## Observing a maths lesson

### by Cordelia Myers

Context:

This thinking was initiated by the Fenland Headteachers. They asked me to consider: “What does an effective maths lesson look like with the new emphases?” They wanted to know what to look for in an observation and how should this be different from previous observations.

This is an exciting question and I have enjoyed thinking about what constitutes effective maths teaching.

In the observation:

In many ways it is very simple: Are students thinking?

The new curriculum has an increased emphasis on problem solving and reasoning. Tasks like the one we started with are examples of reasoning practice (a futoshiki ). They may not even contain much traditional “maths”. Teachers won’t be systematically setting problems and asking for answers. They might be giving answers and asking for problems. They should ask open-ended questions: What can we find out from this information? What can’t we find out from this information?

Observers should be looking for coherence and connection rather than memorised procedures and tricks or short cuts.

What does this look like in the classroom?

• Dialogue between students and between students and their teacher
• Misconceptions will be revealed and discussed
• Links will be made between different branches of maths
• Mistakes are treated with respect and interest
• All students have the opportunity to articulate their thoughts
• “Don’t know” is not permitted unless there is a valid mathematical explanation for not knowing (eg insufficient information is provided)
• Intelligent practice takes place
• Students will be working on fewer tasks in a lesson, to greater depth.
• It may be noisy

Lessons I am proud of

Personally, the lessons with which I am most pleased are those in which mathematical argument breaks out. Usually this starts between neighbours. They disagree on an answer and discuss why. This is often resolved quickly because of a numerical error. If not, students start to talk with those around them. This can spread wider in the classroom and can result in a fruitful and intelligent mathematical discussion. I try hard not to intervene. However, I confess that, at this point, I sometimes dread someone walking in. It may appear chaotic but both I and the students know that actually something substantial is being achieved. Students have moved on in their thinking and have a deeper understanding of the problem – through defending their solution (whether correct or not).

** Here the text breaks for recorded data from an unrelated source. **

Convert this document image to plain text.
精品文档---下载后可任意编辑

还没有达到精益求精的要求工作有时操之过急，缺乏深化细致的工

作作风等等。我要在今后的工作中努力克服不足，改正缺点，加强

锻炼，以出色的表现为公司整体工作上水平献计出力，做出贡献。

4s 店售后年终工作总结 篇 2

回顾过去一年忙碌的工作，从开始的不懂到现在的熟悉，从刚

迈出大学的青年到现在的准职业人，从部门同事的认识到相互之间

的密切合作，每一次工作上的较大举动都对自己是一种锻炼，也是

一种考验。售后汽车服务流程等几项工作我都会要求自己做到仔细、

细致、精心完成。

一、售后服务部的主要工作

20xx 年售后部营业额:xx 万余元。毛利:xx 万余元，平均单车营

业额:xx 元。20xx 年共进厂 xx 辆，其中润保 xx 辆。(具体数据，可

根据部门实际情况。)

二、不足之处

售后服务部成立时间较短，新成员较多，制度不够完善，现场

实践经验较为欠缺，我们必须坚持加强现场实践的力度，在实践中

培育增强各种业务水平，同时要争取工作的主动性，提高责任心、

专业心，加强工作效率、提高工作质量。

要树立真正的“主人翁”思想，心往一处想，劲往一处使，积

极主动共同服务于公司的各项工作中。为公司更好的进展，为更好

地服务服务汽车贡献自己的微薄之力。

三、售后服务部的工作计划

I think those in leadership play a vital role in allowing staff to let this happen and affirming those who do. That sets us free to take risks and push students’ thinking. Feedback focused on this is appreciated by teachers – more than generic feedback. Clearly there needs to be competent behaviour management but, assuming this in place, a noisy, seemingly chaotic classroom should be a place of thinking, learning and new discovery.